WIKIMEDIA, DOUG BECKERSIn 2013, a large group of collaborators published a paper in PNAS concluding that genomic responses to inflammatory stress in mice don’t correlate well with those in humans. “The prevailing assumption—that molecular results from current mouse models developed to mimic human diseases translate directly to human conditions—is challenged by our study,” Junhee Seok, who’s now at the Northwestern University Feinberg School of Medicine, and his colleagues wrote in their paper.

Fast forward to last week, and another study, using the very same data, reached the opposite conclusion.

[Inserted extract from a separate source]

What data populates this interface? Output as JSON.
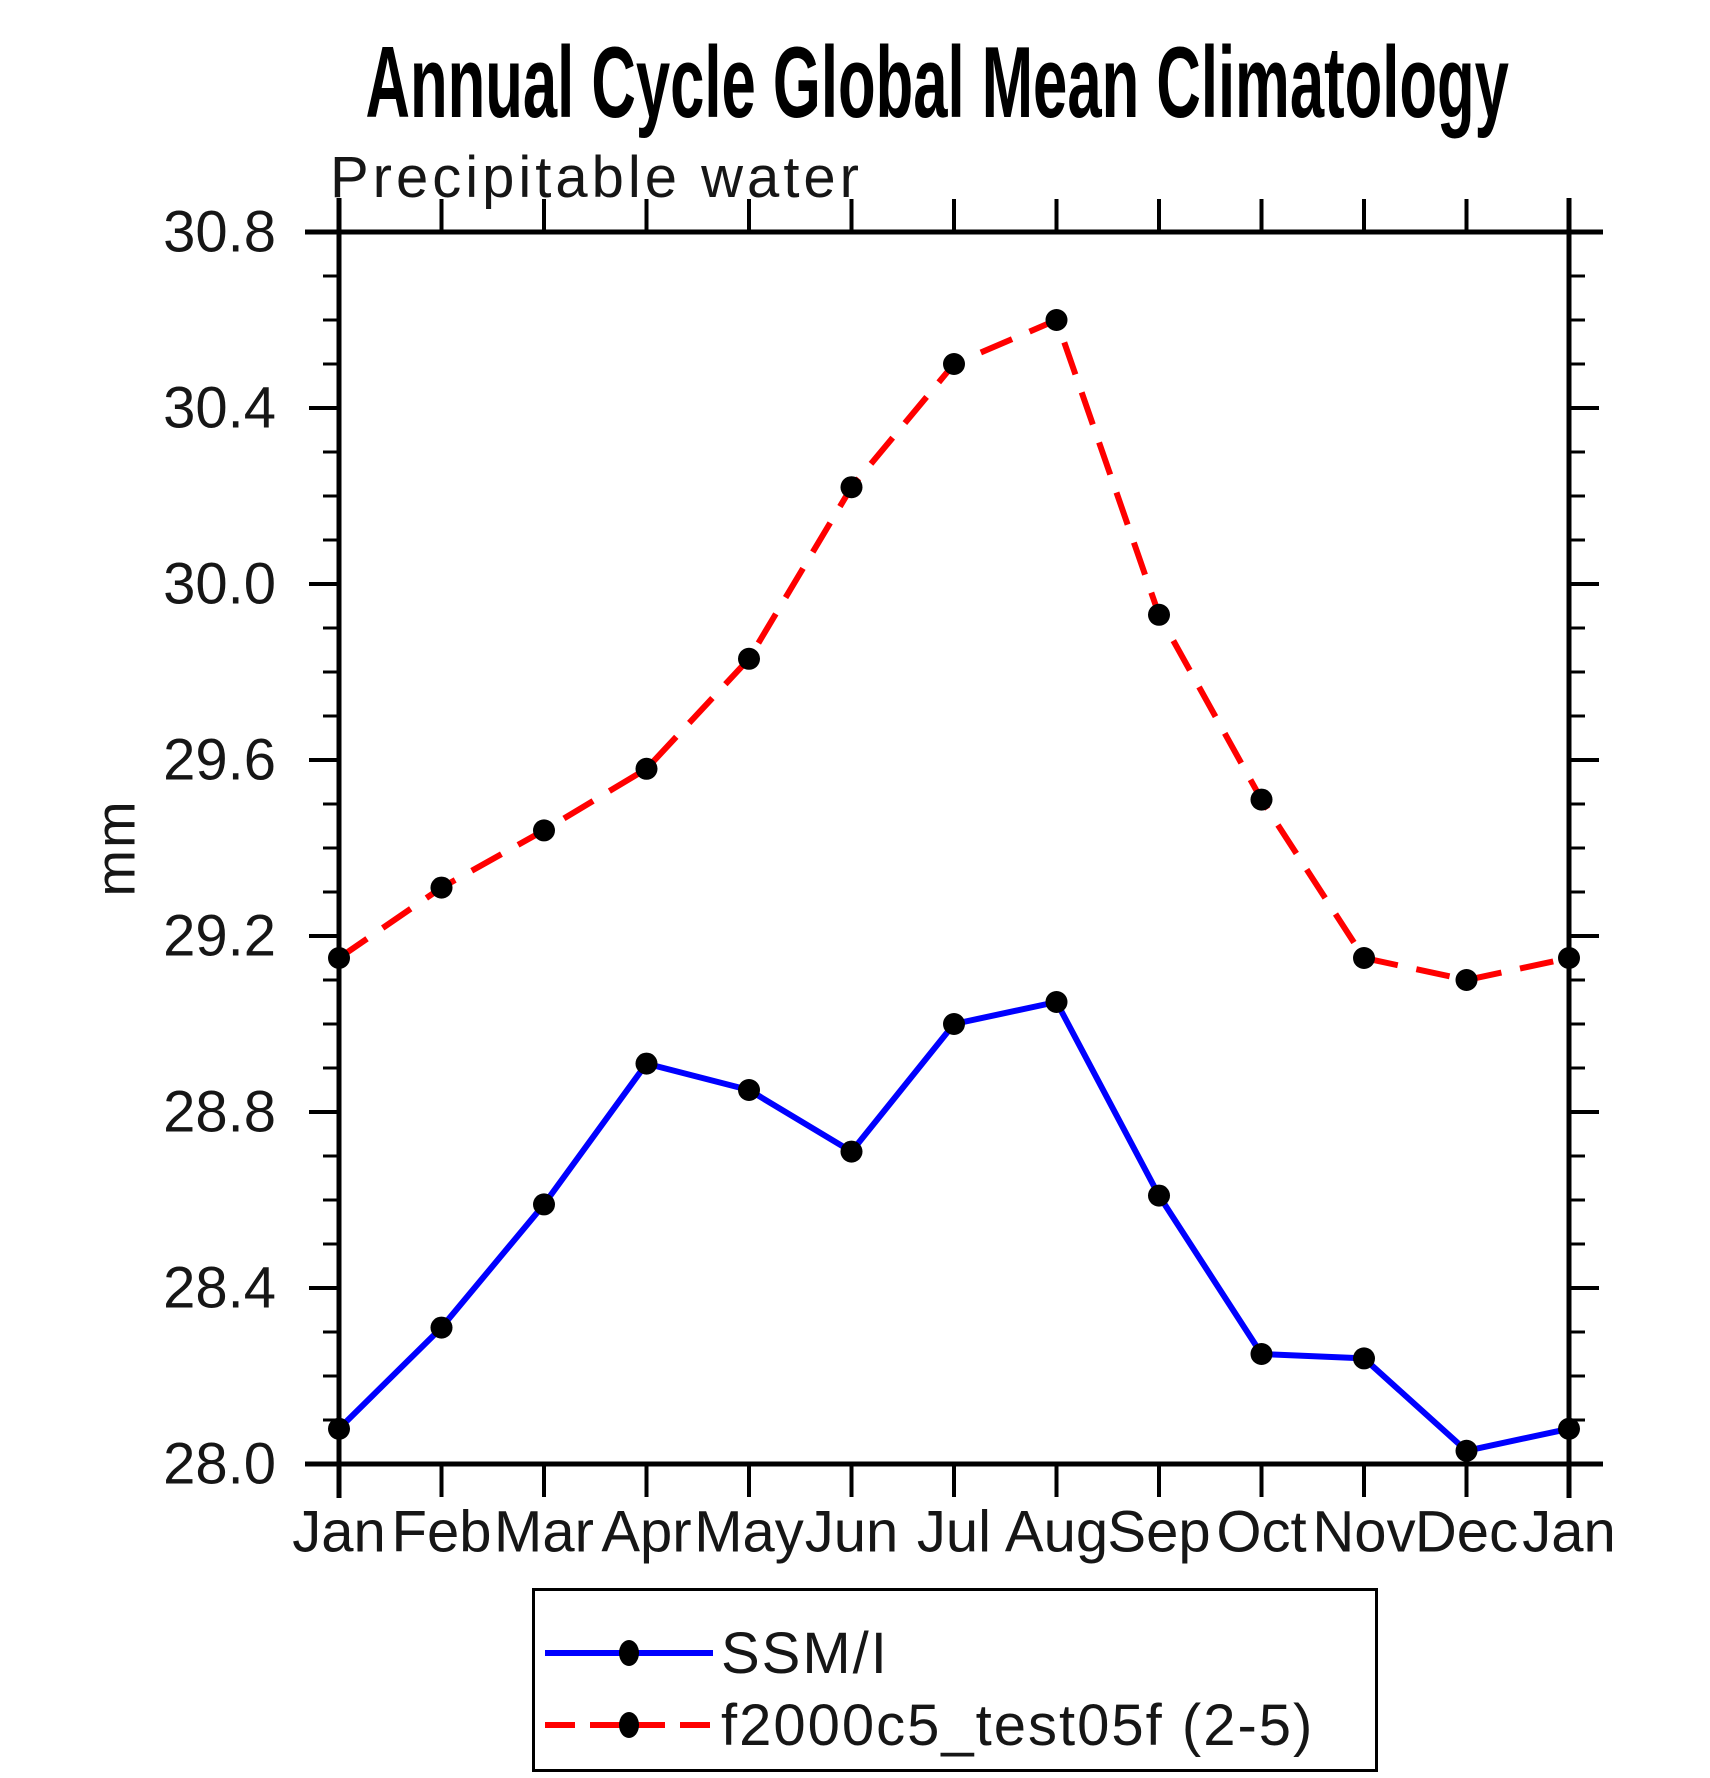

“Here we re-evaluated the same gene expression datasets used in the previous study by focusing on genes whose expression levels were significantly changed in both humans and mice,” Keizo Takao and Tsoyosji Miyakawa wrote in their recent paper, also published in PNAS. “Contrary to the previous findings, the gene expression patterns in the mouse models showed extraordinarily significant correlations...

So what gives?

According to a press release from Fujita Health University, where Miyakawa is based, the original study compared all the genomic changes, regardless of whether the involved genes only responded to the stress in one of the species. Such an approach “obscures the correlation between homologous genes of humans and mice to nearly zero, as demonstrated by Seok et al.” in the 2013 paper, the release read.

Gregory Hickok, a neuroscientist at the University of California, Irvine, tweeted: “Reflects that the conclusions aren’t automatically given by data. It’s all in the interpretation.”